The sectional synopsis of Cassia subgen. Senna presented in Bentham’s monograph (1871, p. 513) is based primarily on carpology. On close acquaintance, however, the reader finds that the pod was not in reality of paramount concern in Bentham’s system which is based rather on intuitive sorting of multiple similarities. Where inconvenient (e.g. ser. Confertae), the pod was ignored. Although we have shifted primary emphasis from the fruit to the organization of the flower, our classification is based foursquare on that of Bentham’s subgenus Senna.

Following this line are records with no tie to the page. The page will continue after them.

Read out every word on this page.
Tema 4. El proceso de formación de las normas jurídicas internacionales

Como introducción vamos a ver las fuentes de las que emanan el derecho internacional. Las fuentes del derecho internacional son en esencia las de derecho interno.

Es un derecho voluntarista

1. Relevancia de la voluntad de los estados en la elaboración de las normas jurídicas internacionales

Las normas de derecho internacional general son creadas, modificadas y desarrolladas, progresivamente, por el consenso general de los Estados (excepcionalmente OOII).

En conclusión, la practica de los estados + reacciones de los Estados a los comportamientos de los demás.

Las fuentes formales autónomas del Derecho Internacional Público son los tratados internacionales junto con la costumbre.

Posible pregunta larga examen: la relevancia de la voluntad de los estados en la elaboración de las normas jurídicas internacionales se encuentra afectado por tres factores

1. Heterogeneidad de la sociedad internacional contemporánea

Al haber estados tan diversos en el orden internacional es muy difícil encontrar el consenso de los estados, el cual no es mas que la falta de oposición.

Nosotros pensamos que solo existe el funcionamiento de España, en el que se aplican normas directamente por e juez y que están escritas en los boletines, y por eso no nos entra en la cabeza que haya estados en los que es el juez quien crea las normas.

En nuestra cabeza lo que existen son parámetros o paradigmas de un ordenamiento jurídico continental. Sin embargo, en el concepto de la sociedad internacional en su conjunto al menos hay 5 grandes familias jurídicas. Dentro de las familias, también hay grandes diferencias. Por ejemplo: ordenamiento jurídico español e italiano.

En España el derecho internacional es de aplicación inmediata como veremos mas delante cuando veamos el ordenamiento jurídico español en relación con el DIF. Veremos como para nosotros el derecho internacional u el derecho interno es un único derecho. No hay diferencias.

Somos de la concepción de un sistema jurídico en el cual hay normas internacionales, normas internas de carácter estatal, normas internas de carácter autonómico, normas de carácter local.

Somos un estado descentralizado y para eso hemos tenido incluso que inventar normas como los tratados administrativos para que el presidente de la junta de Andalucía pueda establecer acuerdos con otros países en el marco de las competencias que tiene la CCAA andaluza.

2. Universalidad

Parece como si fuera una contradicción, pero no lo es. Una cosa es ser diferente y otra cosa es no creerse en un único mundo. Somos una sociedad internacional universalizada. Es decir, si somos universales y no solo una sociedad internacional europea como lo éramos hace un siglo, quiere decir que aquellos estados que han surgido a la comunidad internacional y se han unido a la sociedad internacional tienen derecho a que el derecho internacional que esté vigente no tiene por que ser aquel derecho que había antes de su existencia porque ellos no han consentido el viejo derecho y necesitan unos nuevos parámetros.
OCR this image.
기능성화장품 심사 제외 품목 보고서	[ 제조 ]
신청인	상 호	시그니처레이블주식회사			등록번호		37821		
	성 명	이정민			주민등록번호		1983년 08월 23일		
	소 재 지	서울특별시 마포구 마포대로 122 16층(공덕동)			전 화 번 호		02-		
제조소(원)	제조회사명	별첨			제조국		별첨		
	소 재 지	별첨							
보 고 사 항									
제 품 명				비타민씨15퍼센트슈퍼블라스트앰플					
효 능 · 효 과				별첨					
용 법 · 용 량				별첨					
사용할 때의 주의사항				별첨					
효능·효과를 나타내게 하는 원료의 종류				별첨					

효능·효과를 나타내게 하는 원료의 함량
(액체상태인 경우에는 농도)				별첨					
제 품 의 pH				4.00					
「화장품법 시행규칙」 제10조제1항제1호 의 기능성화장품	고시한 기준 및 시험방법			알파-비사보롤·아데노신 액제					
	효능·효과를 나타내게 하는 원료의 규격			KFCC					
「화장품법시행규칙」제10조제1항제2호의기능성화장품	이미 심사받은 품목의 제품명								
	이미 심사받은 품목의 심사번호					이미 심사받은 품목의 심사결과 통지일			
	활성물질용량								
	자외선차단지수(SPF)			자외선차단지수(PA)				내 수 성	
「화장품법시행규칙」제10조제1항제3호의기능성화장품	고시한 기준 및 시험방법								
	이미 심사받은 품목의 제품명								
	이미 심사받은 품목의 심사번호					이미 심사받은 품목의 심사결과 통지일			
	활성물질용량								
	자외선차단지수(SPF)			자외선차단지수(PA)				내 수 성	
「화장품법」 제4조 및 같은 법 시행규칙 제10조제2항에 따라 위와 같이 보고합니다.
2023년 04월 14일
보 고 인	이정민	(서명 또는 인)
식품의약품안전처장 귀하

Except for minor details, relating to species incompletely known a century ago, our infrageneric groups are, unless enriched by taxa described since 1871, those formulated by Bentham or adapted by him from Colladon and Vogel. The nomenclature, following transfer from Cassia to Senna, is of course different, and reevaluation of the so-called basal petiolar gland of sect. Oncolobium (=ser. Basiglandulosae) of the basipetal seeds of sect. Prososperma (=ser. Trigonel- loideae) has induced us to demote these sections of subgen. Senna to serial status in sect. Chamaefistula. The sections are presented in an order that reflects our views on evolutionary specialization of the perianth and androecium and, we believe, a rational recapitulation of the phylogeny.